Bitcoin Lorem Ipsum - zaroth
https://blockchain.info/tx/57bfd63000bbfa6e9a61f7285a4abf9aef91dfcfba4fe0f940b431653eb8068b

======
zaroth
These 'vanity' addresses are generated using brute force. Randomly generate a
private key, calculate the corresponding public key, convert the public key
into the standard Bitcoin format, and then check if the pattern matches.

There's a nice program called 'vanitygen' which is has been highly optimized
for this purpose. On a CPU it can test 250-500k addresses per second. Not sure
about the GPU performance, but there's an OpenCL version as well. The code is
on GitHub (<https://github.com/samr7/vanitygen>) and quite easy to read if
you're interested in how it all works underneath.

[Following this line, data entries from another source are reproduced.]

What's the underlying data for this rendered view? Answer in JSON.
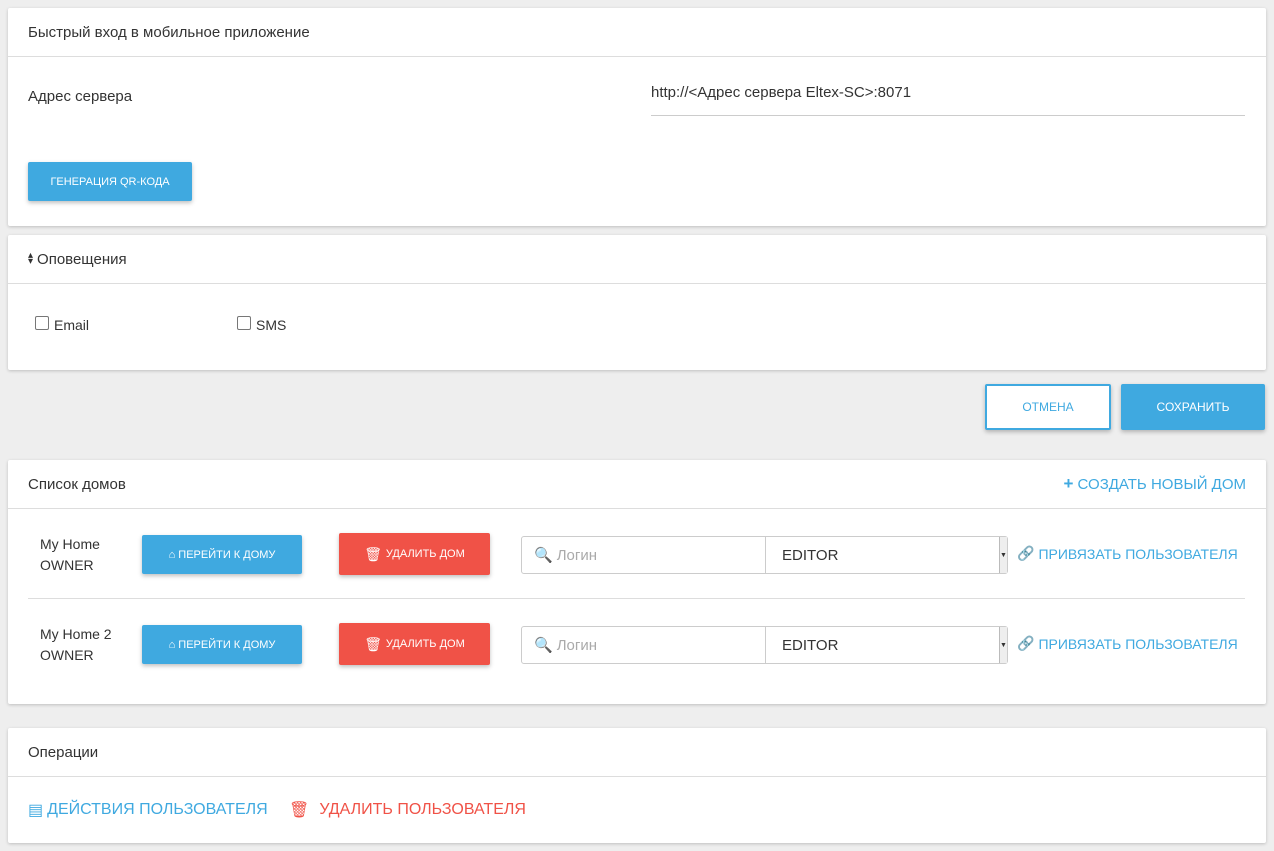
{
  "quick_login": {
    "title": "Быстрый вход в мобильное приложение",
    "server_label": "Адрес сервера",
    "server_value": "http://<Адрес сервера Eltex-SC>:8071",
    "qr_button": "ГЕНЕРАЦИЯ QR-КОДА"
  },
  "notifications": {
    "title": "Оповещения",
    "email": "Email",
    "sms": "SMS",
    "email_checked": false,
    "sms_checked": false
  },
  "actions": {
    "cancel": "ОТМЕНА",
    "save": "СОХРАНИТЬ"
  },
  "houses": {
    "title": "Список домов",
    "create": "СОЗДАТЬ НОВЫЙ ДОМ",
    "items": [
      {
        "name": "My Home",
        "role": "OWNER",
        "go": "ПЕРЕЙТИ К ДОМУ",
        "delete": "УДАЛИТЬ ДОМ",
        "login_placeholder": "Логин",
        "role_select": "EDITOR",
        "bind": "ПРИВЯЗАТЬ ПОЛЬЗОВАТЕЛЯ"
      },
      {
        "name": "My Home 2",
        "role": "OWNER",
        "go": "ПЕРЕЙТИ К ДОМУ",
        "delete": "УДАЛИТЬ ДОМ",
        "login_placeholder": "Логин",
        "role_select": "EDITOR",
        "bind": "ПРИВЯЗАТЬ ПОЛЬЗОВАТЕЛЯ"
      }
    ]
  },
  "operations": {
    "title": "Операции",
    "user_actions": "ДЕЙСТВИЯ ПОЛЬЗОВАТЕЛЯ",
    "delete_user": "УДАЛИТЬ ПОЛЬЗОВАТЕЛЯ"
  },
  "colors": {
    "primary": "#3fa9e0",
    "danger": "#f05247"
  }
}
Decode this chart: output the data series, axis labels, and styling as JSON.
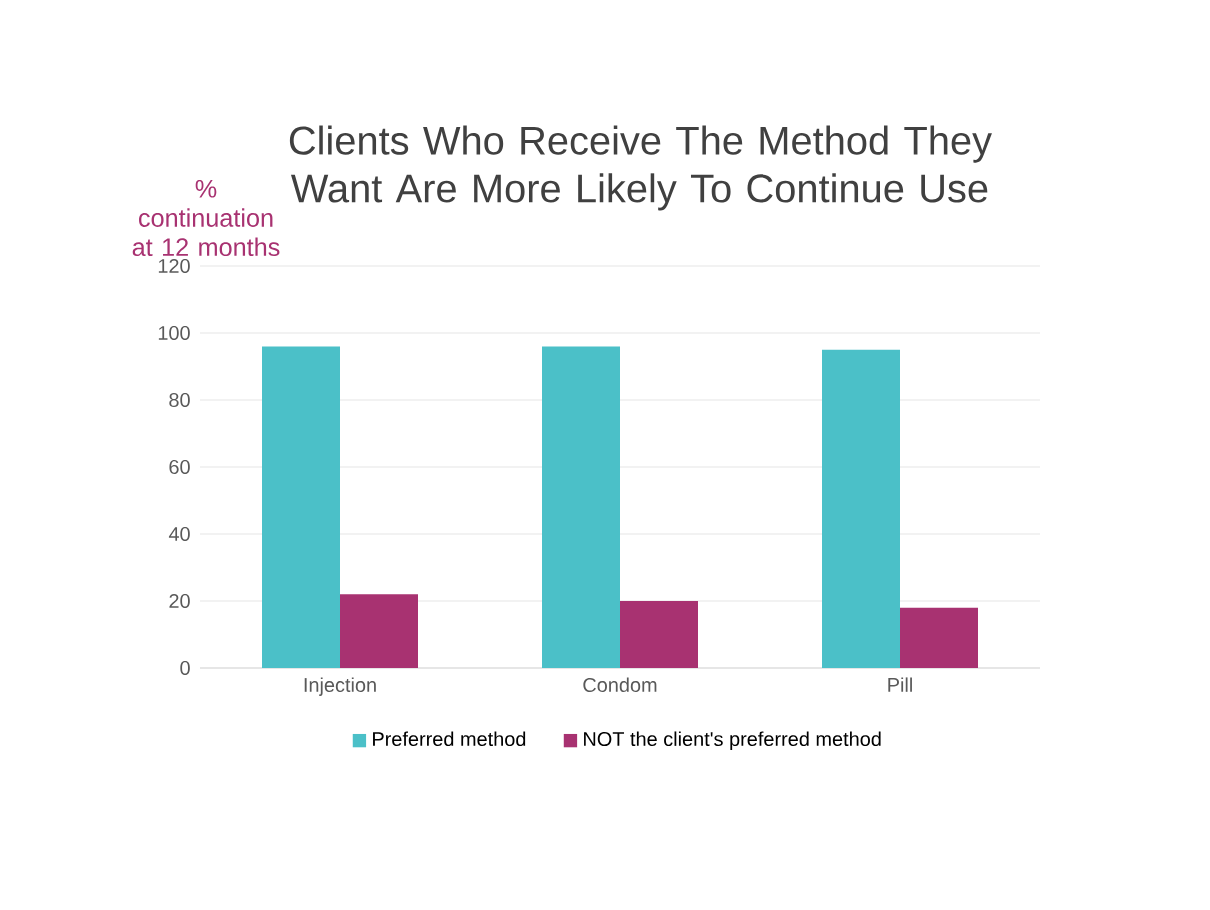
{
  "chart_data": {
    "type": "bar",
    "title": "Clients Who Receive The Method They Want Are More Likely To Continue Use",
    "ylabel": "% continuation at 12 months",
    "categories": [
      "Injection",
      "Condom",
      "Pill"
    ],
    "series": [
      {
        "name": "Preferred method",
        "color": "#4bc0c8",
        "values": [
          96,
          96,
          95
        ]
      },
      {
        "name": "NOT the client's preferred method",
        "color": "#a83271",
        "values": [
          22,
          20,
          18
        ]
      }
    ],
    "ylim": [
      0,
      120
    ],
    "yticks": [
      0,
      20,
      40,
      60,
      80,
      100,
      120
    ],
    "grid": "y",
    "legend": "bottom"
  }
}
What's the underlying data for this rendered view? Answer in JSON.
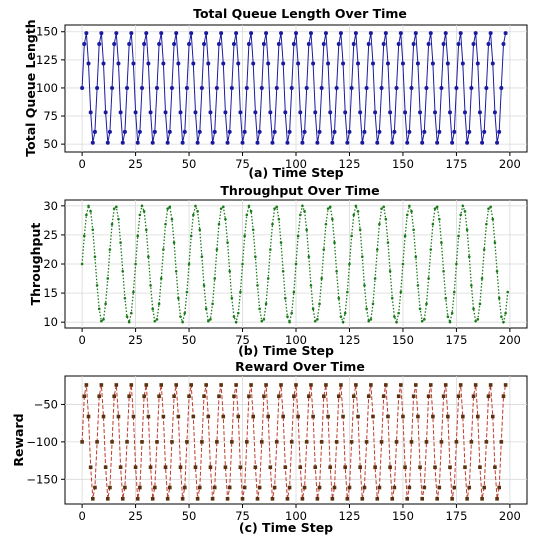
{
  "chart_data": [
    {
      "type": "line",
      "title": "Total Queue Length Over Time",
      "xlabel": "(a) Time Step",
      "ylabel": "Total Queue Length",
      "xlim": [
        -8,
        208
      ],
      "ylim": [
        43,
        156
      ],
      "xticks": [
        0,
        25,
        50,
        75,
        100,
        125,
        150,
        175,
        200
      ],
      "yticks": [
        50,
        75,
        100,
        125,
        150
      ],
      "xtick_labels": [
        "0",
        "25",
        "50",
        "75",
        "100",
        "125",
        "150",
        "175",
        "200"
      ],
      "ytick_labels": [
        "50",
        "75",
        "100",
        "125",
        "150"
      ],
      "grid": true,
      "series": [
        {
          "color": "#1a1aa0",
          "marker": "circle",
          "x_start": 0,
          "x_end": 198,
          "model": "y = 100 + 50*sin(2*pi*x/7), clipped roughly to 50..150",
          "values_first_period": [
            100,
            143,
            145,
            106,
            61,
            53,
            88
          ]
        }
      ]
    },
    {
      "type": "line",
      "title": "Throughput Over Time",
      "xlabel": "(b) Time Step",
      "ylabel": "Throughput",
      "xlim": [
        -8,
        208
      ],
      "ylim": [
        9,
        31
      ],
      "xticks": [
        0,
        25,
        50,
        75,
        100,
        125,
        150,
        175,
        200
      ],
      "yticks": [
        10,
        15,
        20,
        25,
        30
      ],
      "xtick_labels": [
        "0",
        "25",
        "50",
        "75",
        "100",
        "125",
        "150",
        "175",
        "200"
      ],
      "ytick_labels": [
        "10",
        "15",
        "20",
        "25",
        "30"
      ],
      "grid": true,
      "series": [
        {
          "color": "#1a7a1a",
          "line_style": "dotted",
          "marker": "dot",
          "x_start": 0,
          "x_end": 199,
          "model": "y = 20 + 10*sin(2*pi*x/12.5)",
          "period": 12.5,
          "amplitude": 10,
          "offset": 20
        }
      ]
    },
    {
      "type": "line",
      "title": "Reward Over Time",
      "xlabel": "(c) Time Step",
      "ylabel": "Reward",
      "xlim": [
        -8,
        208
      ],
      "ylim": [
        -183,
        -12
      ],
      "xticks": [
        0,
        25,
        50,
        75,
        100,
        125,
        150,
        175,
        200
      ],
      "yticks": [
        -50,
        -100,
        -150
      ],
      "xtick_labels": [
        "0",
        "25",
        "50",
        "75",
        "100",
        "125",
        "150",
        "175",
        "200"
      ],
      "ytick_labels": [
        "−50",
        "−100",
        "−150"
      ],
      "grid": true,
      "series": [
        {
          "color": "#c0392b",
          "marker_color": "#5a3210",
          "line_style": "dashed",
          "marker": "square",
          "x_start": 0,
          "x_end": 198,
          "model": "y = -100 + 78*sin(2*pi*x/7)",
          "values_first_period": [
            -100,
            -47,
            -23,
            -85,
            -175,
            -170,
            -115
          ]
        }
      ]
    }
  ]
}
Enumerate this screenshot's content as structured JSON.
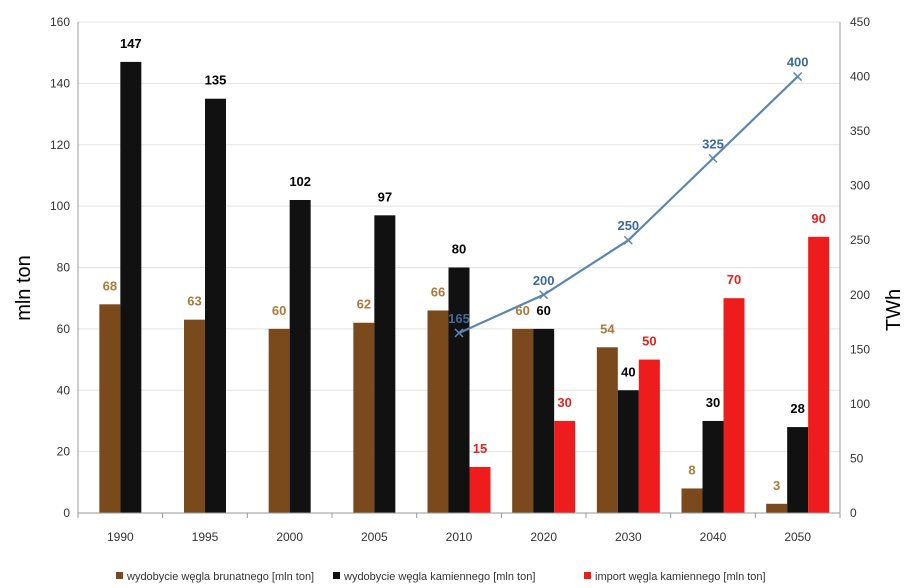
{
  "chart_data": {
    "type": "bar",
    "categories": [
      "1990",
      "1995",
      "2000",
      "2005",
      "2010",
      "2020",
      "2030",
      "2040",
      "2050"
    ],
    "series": [
      {
        "name": "wydobycie węgla brunatnego [mln ton]",
        "kind": "bar",
        "axis": "left",
        "color": "#7a4a1c",
        "label_color": "#a87a3c",
        "values": [
          68,
          63,
          60,
          62,
          66,
          60,
          54,
          8,
          3
        ],
        "labels": [
          "68",
          "63",
          "60",
          "62",
          "66",
          "60",
          "54",
          "8",
          "3"
        ]
      },
      {
        "name": "wydobycie węgla kamiennego [mln ton]",
        "kind": "bar",
        "axis": "left",
        "color": "#111111",
        "label_color": "#000000",
        "values": [
          147,
          135,
          102,
          97,
          80,
          60,
          40,
          30,
          28
        ],
        "labels": [
          "147",
          "135",
          "102",
          "97",
          "80",
          "60",
          "40",
          "30",
          "28"
        ]
      },
      {
        "name": "import węgla kamiennego [mln ton]",
        "kind": "bar",
        "axis": "left",
        "color": "#ee1c1c",
        "label_color": "#e0241f",
        "values": [
          null,
          null,
          null,
          null,
          15,
          30,
          50,
          70,
          90
        ],
        "labels": [
          "",
          "",
          "",
          "",
          "15",
          "30",
          "50",
          "70",
          "90"
        ]
      },
      {
        "name": "",
        "kind": "line",
        "axis": "right",
        "color": "#5b86b3",
        "label_color": "#3e6a99",
        "values": [
          null,
          null,
          null,
          null,
          165,
          200,
          250,
          325,
          400
        ],
        "labels": [
          "",
          "",
          "",
          "",
          "165",
          "200",
          "250",
          "325",
          "400"
        ]
      }
    ],
    "ylabel": "mln ton",
    "y2label": "TWh",
    "ylim": [
      0,
      160
    ],
    "y2lim": [
      0,
      450
    ],
    "yticks": [
      "0",
      "20",
      "40",
      "60",
      "80",
      "100",
      "120",
      "140",
      "160"
    ],
    "y2ticks": [
      "0",
      "50",
      "100",
      "150",
      "200",
      "250",
      "300",
      "350",
      "400",
      "450"
    ],
    "grid": true,
    "legend_position": "bottom",
    "legend": [
      "wydobycie węgla brunatnego [mln ton]",
      "wydobycie węgla kamiennego [mln ton]",
      "import węgla kamiennego [mln ton]"
    ]
  }
}
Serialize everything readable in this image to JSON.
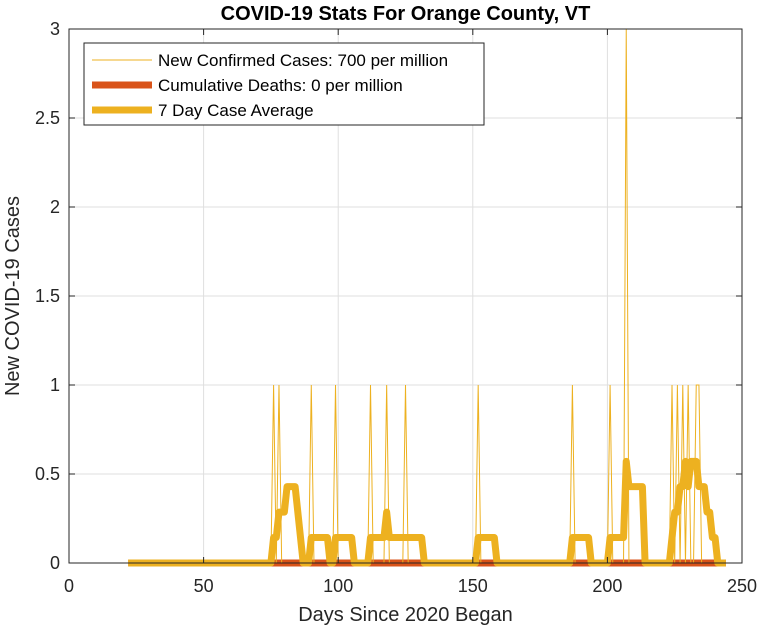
{
  "chart_data": {
    "type": "line",
    "title": "COVID-19 Stats For Orange County, VT",
    "xlabel": "Days Since 2020 Began",
    "ylabel": "New COVID-19 Cases",
    "xlim": [
      0,
      250
    ],
    "ylim": [
      0,
      3
    ],
    "xticks": [
      0,
      50,
      100,
      150,
      200,
      250
    ],
    "yticks": [
      0,
      0.5,
      1,
      1.5,
      2,
      2.5,
      3
    ],
    "xtick_labels": [
      "0",
      "50",
      "100",
      "150",
      "200",
      "250"
    ],
    "ytick_labels": [
      "0",
      "0.5",
      "1",
      "1.5",
      "2",
      "2.5",
      "3"
    ],
    "grid": true,
    "legend_position": "top-left",
    "x_start": 22,
    "x_end": 244,
    "series": [
      {
        "name": "New Confirmed Cases: 700 per million",
        "color": "#EDB120",
        "style": "thin",
        "points": [
          [
            76,
            1
          ],
          [
            78,
            1
          ],
          [
            90,
            1
          ],
          [
            99,
            1
          ],
          [
            112,
            1
          ],
          [
            118,
            1
          ],
          [
            125,
            1
          ],
          [
            152,
            1
          ],
          [
            187,
            1
          ],
          [
            201,
            1
          ],
          [
            207,
            3
          ],
          [
            224,
            1
          ],
          [
            226,
            1
          ],
          [
            228,
            1
          ],
          [
            230,
            1
          ],
          [
            233,
            1
          ],
          [
            234,
            1
          ]
        ]
      },
      {
        "name": "Cumulative Deaths: 0 per million",
        "color": "#D95319",
        "style": "thick",
        "points": [
          [
            22,
            0
          ],
          [
            244,
            0
          ]
        ]
      },
      {
        "name": "7 Day Case Average",
        "color": "#EDB120",
        "style": "thick",
        "points": [
          [
            22,
            0
          ],
          [
            75,
            0
          ],
          [
            76,
            0.143
          ],
          [
            77,
            0.143
          ],
          [
            78,
            0.286
          ],
          [
            79,
            0.286
          ],
          [
            80,
            0.286
          ],
          [
            81,
            0.429
          ],
          [
            82,
            0.429
          ],
          [
            83,
            0.429
          ],
          [
            84,
            0.429
          ],
          [
            85,
            0.286
          ],
          [
            86,
            0.143
          ],
          [
            87,
            0
          ],
          [
            88,
            0
          ],
          [
            89,
            0
          ],
          [
            90,
            0.143
          ],
          [
            91,
            0.143
          ],
          [
            92,
            0.143
          ],
          [
            93,
            0.143
          ],
          [
            94,
            0.143
          ],
          [
            95,
            0.143
          ],
          [
            96,
            0.143
          ],
          [
            97,
            0
          ],
          [
            98,
            0
          ],
          [
            99,
            0.143
          ],
          [
            100,
            0.143
          ],
          [
            101,
            0.143
          ],
          [
            102,
            0.143
          ],
          [
            103,
            0.143
          ],
          [
            104,
            0.143
          ],
          [
            105,
            0.143
          ],
          [
            106,
            0
          ],
          [
            107,
            0
          ],
          [
            108,
            0
          ],
          [
            109,
            0
          ],
          [
            110,
            0
          ],
          [
            111,
            0
          ],
          [
            112,
            0.143
          ],
          [
            113,
            0.143
          ],
          [
            114,
            0.143
          ],
          [
            115,
            0.143
          ],
          [
            116,
            0.143
          ],
          [
            117,
            0.143
          ],
          [
            118,
            0.286
          ],
          [
            119,
            0.143
          ],
          [
            120,
            0.143
          ],
          [
            121,
            0.143
          ],
          [
            122,
            0.143
          ],
          [
            123,
            0.143
          ],
          [
            124,
            0.143
          ],
          [
            125,
            0.143
          ],
          [
            126,
            0.143
          ],
          [
            127,
            0.143
          ],
          [
            128,
            0.143
          ],
          [
            129,
            0.143
          ],
          [
            130,
            0.143
          ],
          [
            131,
            0.143
          ],
          [
            132,
            0
          ],
          [
            151,
            0
          ],
          [
            152,
            0.143
          ],
          [
            153,
            0.143
          ],
          [
            154,
            0.143
          ],
          [
            155,
            0.143
          ],
          [
            156,
            0.143
          ],
          [
            157,
            0.143
          ],
          [
            158,
            0.143
          ],
          [
            159,
            0
          ],
          [
            186,
            0
          ],
          [
            187,
            0.143
          ],
          [
            188,
            0.143
          ],
          [
            189,
            0.143
          ],
          [
            190,
            0.143
          ],
          [
            191,
            0.143
          ],
          [
            192,
            0.143
          ],
          [
            193,
            0.143
          ],
          [
            194,
            0
          ],
          [
            200,
            0
          ],
          [
            201,
            0.143
          ],
          [
            202,
            0.143
          ],
          [
            203,
            0.143
          ],
          [
            204,
            0.143
          ],
          [
            205,
            0.143
          ],
          [
            206,
            0.143
          ],
          [
            207,
            0.571
          ],
          [
            208,
            0.429
          ],
          [
            209,
            0.429
          ],
          [
            210,
            0.429
          ],
          [
            211,
            0.429
          ],
          [
            212,
            0.429
          ],
          [
            213,
            0.429
          ],
          [
            214,
            0
          ],
          [
            223,
            0
          ],
          [
            224,
            0.143
          ],
          [
            225,
            0.286
          ],
          [
            226,
            0.286
          ],
          [
            227,
            0.429
          ],
          [
            228,
            0.429
          ],
          [
            229,
            0.571
          ],
          [
            230,
            0.429
          ],
          [
            231,
            0.571
          ],
          [
            232,
            0.571
          ],
          [
            233,
            0.571
          ],
          [
            234,
            0.429
          ],
          [
            235,
            0.429
          ],
          [
            236,
            0.429
          ],
          [
            237,
            0.286
          ],
          [
            238,
            0.286
          ],
          [
            239,
            0.143
          ],
          [
            240,
            0.143
          ],
          [
            241,
            0
          ],
          [
            244,
            0
          ]
        ]
      }
    ]
  }
}
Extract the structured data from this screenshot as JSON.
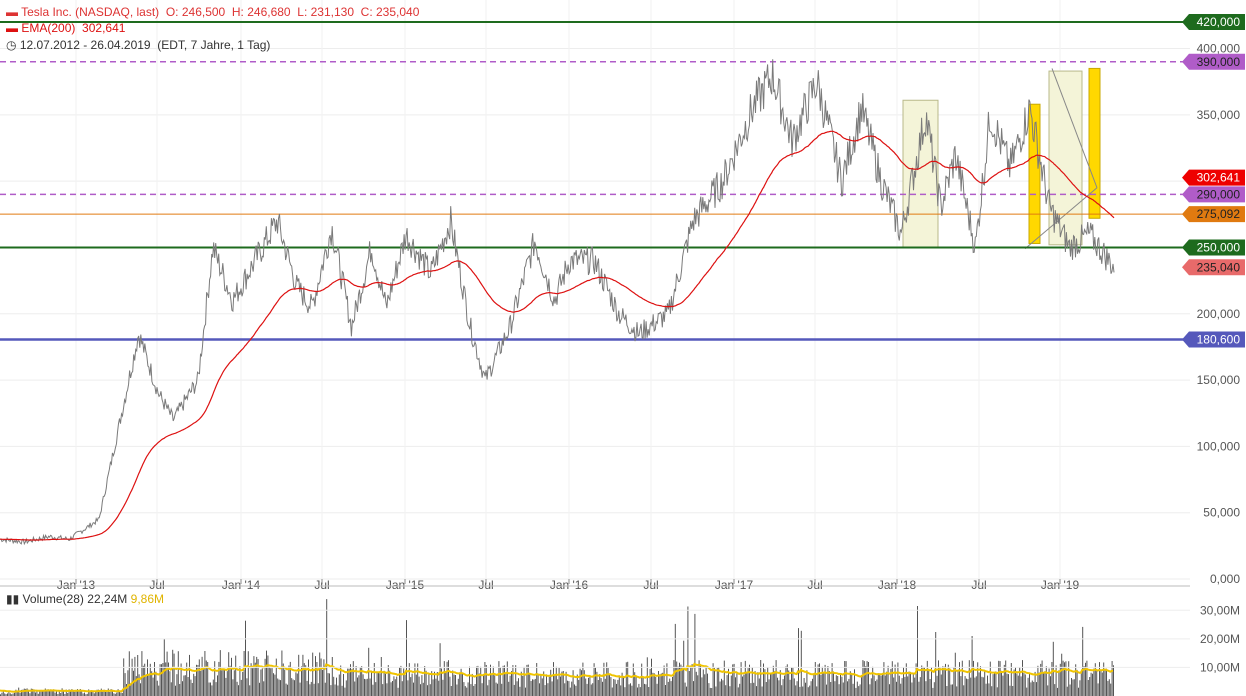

The difficulty of finding your desired vanity address increases exponentially
with the length of the string you want to appear. That's what makes some of
these addresses so impressive, for example:

    
    
       11PraesentNonEratPurusNonXXc9VAcD
    

vanitygen is telling me I have a 50% chance of generating an address that
starts with '11PraesentNonEratPurusNon' in 5e30 years (at 250k/sec). Someone
put a very impressive amount of compute into that one little transaction!

------
zaroth
I guess the other possibility is they picked the addresses strings directly,
to look like valid addresses, but don't actually possess the corresponding
private keys!

------
L0j1k
This is incredibly impressive. Someone dedicated a very powerful mining rig
(presumably) to this task for a not insignificant amount of time.